Executive Summary
El Paso, Texas, the nation's largest border city, has boasted unusually rapid growth in population, labor force and jobs since the 1970s — all hallmarks of progress in the growth-minded southwest. In the 1980s the city's economy created jobs 80 percent faster than did the U.S. economy. Yet El Paso Metropolitan Statistical Area (MSA), already one of the poorest among major cities, has gotten poorer relative to the rest of the country, with chronically higher unemployment and lower earnings. Poverty in the city is now more than twice the national average and average earnings a third below it.
This study looks for the reasons for the city's "growth without prosperity" in demographic factors, such as persistently high birth rates and rapid international migration, that shape the performance of the schools and the size and skills of the labor force and, in turn, the prevalence of low-wage labor-intensive industries.

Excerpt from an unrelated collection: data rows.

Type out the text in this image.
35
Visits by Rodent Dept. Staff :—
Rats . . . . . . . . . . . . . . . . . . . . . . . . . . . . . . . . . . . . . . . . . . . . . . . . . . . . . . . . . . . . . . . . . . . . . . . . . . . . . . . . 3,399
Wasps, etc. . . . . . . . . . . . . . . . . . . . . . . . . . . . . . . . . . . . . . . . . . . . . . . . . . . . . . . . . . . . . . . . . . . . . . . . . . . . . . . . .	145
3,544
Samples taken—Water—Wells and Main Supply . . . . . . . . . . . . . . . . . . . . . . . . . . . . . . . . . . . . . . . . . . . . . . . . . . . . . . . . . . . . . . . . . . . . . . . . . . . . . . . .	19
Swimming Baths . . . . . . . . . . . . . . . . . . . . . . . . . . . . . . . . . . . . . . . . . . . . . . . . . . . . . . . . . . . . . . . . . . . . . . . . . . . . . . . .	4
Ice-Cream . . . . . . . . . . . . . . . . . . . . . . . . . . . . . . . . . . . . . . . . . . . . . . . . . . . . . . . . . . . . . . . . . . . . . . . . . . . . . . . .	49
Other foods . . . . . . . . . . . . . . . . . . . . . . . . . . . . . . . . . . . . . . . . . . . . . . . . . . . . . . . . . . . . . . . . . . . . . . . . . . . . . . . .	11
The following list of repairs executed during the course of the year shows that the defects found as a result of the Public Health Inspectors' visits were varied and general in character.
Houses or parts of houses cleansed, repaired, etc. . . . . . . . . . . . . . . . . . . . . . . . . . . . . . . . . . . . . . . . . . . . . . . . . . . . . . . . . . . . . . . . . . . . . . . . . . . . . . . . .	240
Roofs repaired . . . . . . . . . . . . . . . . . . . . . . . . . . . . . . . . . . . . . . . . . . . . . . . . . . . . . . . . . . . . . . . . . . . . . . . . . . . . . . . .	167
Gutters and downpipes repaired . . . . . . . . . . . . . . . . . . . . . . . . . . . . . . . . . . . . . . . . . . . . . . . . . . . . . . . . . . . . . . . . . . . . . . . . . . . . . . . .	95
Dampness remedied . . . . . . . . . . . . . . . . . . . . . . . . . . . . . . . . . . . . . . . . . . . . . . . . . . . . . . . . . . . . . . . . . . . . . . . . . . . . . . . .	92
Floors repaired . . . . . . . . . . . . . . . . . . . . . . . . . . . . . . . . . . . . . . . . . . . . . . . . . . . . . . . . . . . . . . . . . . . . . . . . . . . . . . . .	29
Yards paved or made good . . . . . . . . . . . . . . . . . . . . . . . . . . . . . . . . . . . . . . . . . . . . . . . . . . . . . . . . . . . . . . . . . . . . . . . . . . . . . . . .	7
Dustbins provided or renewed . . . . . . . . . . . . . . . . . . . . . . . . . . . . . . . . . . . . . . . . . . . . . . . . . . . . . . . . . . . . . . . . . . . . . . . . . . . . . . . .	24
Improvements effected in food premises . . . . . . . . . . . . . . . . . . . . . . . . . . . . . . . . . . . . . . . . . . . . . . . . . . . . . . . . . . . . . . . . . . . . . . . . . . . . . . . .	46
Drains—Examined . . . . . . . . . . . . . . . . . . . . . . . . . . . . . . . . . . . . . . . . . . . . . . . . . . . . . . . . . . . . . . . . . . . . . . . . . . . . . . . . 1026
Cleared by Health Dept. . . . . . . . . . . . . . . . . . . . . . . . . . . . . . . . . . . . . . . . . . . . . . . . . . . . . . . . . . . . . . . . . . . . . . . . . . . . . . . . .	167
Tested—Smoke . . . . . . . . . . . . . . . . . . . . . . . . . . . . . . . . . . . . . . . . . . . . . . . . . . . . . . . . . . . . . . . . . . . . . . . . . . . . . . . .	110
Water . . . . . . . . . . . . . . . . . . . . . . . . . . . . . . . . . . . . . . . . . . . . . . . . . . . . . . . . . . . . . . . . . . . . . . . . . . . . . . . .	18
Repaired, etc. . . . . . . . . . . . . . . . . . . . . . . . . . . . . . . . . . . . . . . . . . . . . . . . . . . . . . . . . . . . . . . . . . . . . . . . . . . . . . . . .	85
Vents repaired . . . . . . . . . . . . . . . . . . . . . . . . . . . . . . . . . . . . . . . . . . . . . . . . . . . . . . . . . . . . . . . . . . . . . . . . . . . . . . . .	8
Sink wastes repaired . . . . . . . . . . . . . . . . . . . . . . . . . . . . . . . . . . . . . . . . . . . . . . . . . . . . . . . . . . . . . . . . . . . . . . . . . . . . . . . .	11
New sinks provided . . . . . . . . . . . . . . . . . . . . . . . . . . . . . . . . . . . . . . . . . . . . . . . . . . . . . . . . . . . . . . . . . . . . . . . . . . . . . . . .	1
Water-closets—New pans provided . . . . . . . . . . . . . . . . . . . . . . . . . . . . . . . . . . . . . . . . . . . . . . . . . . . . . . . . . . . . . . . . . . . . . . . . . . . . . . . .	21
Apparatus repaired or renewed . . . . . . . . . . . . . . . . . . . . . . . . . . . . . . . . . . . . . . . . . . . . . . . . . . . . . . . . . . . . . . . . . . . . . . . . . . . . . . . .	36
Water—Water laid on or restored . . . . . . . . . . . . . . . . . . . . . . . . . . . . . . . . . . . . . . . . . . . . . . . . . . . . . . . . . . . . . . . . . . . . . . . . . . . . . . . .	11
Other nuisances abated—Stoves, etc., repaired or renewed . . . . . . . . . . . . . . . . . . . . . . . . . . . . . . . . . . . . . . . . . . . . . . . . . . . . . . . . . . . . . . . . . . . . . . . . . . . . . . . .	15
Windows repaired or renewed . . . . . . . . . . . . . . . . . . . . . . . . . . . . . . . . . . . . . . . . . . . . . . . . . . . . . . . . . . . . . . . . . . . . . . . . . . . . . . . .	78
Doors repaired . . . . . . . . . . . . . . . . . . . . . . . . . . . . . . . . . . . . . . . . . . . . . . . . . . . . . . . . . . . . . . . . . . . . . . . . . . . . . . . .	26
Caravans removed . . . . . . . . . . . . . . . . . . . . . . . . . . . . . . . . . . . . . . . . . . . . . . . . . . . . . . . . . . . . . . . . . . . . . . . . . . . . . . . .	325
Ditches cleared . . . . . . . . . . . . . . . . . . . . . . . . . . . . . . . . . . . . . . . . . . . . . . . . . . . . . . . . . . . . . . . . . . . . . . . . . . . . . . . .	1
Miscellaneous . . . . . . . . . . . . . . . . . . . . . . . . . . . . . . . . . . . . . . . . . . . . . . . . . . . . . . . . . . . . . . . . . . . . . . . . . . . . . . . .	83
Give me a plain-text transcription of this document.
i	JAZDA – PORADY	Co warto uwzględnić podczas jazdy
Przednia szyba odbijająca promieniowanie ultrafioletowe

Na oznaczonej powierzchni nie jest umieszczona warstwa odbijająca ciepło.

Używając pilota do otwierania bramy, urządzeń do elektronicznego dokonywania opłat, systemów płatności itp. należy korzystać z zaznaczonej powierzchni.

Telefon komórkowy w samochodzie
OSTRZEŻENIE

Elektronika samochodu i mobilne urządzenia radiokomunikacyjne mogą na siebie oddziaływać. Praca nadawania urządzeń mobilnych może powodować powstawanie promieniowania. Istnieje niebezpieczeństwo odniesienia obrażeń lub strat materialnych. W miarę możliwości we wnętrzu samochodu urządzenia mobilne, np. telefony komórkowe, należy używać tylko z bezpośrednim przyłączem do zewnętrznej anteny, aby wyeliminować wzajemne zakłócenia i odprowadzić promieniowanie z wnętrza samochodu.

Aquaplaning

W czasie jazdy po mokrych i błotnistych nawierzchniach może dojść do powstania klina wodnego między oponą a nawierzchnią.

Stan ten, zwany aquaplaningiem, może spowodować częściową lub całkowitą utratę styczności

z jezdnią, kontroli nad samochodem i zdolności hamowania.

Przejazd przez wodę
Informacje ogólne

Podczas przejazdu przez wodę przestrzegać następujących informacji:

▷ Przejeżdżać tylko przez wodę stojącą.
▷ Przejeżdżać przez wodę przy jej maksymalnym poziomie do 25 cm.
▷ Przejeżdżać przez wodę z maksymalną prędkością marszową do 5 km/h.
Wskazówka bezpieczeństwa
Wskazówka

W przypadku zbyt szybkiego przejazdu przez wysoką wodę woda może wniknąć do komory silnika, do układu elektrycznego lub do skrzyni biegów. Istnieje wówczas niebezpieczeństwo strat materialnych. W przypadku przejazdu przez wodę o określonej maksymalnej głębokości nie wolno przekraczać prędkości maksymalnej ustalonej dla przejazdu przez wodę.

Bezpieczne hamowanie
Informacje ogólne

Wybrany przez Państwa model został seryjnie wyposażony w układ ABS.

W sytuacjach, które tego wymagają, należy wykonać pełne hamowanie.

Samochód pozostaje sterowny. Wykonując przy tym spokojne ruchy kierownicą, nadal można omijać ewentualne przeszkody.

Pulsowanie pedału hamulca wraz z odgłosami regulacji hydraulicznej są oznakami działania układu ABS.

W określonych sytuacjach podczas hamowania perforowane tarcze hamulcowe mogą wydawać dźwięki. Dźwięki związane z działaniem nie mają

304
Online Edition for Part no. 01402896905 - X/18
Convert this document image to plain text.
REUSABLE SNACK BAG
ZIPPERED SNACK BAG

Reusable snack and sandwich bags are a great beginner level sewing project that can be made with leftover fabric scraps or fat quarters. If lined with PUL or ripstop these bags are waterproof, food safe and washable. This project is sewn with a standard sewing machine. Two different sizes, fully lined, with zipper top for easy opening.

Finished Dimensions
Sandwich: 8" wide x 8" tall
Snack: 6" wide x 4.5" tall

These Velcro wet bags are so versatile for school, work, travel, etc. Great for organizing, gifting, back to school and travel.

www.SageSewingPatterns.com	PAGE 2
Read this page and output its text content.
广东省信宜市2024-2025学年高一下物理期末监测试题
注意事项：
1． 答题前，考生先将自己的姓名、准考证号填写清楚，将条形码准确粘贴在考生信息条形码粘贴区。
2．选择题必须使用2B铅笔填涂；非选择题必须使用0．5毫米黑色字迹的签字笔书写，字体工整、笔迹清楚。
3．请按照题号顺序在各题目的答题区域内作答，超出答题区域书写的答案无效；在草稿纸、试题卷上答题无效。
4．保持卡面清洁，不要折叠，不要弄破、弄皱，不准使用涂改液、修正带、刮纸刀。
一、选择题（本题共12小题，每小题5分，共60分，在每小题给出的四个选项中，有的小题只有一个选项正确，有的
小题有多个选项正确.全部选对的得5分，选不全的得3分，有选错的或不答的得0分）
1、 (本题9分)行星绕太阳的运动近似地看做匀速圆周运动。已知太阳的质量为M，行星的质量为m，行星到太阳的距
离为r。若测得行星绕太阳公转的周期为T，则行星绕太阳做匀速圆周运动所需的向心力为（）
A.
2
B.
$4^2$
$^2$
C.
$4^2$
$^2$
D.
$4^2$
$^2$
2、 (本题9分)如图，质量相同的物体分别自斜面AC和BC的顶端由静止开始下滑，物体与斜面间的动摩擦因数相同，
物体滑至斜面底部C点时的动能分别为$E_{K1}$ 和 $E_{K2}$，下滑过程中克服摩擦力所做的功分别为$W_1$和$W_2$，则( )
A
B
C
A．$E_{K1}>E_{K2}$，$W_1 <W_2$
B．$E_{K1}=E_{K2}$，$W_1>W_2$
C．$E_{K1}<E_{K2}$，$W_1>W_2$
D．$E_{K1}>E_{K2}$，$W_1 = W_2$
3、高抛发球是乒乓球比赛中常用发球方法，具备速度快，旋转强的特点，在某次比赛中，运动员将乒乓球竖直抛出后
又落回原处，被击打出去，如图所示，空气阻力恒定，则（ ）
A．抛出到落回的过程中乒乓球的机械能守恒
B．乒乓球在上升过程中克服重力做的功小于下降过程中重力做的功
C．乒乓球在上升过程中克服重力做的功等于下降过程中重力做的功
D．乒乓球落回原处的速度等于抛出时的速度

Manufacturing employment in El Paso rose steadily in the 1970s and l980s while it was stagnating in the nation as a whole. Investment in industries that are declining nationally, such as apparel, leather, food processing, primary metals and miscellaneous manufactures, has flourished in El Paso's low-wage, non-union environment. The city's wholesale, retail and services sectors have also seen rapid job growth, much of it in low-wage, low skilled occupations, in part spurred by Mexican consumer demand.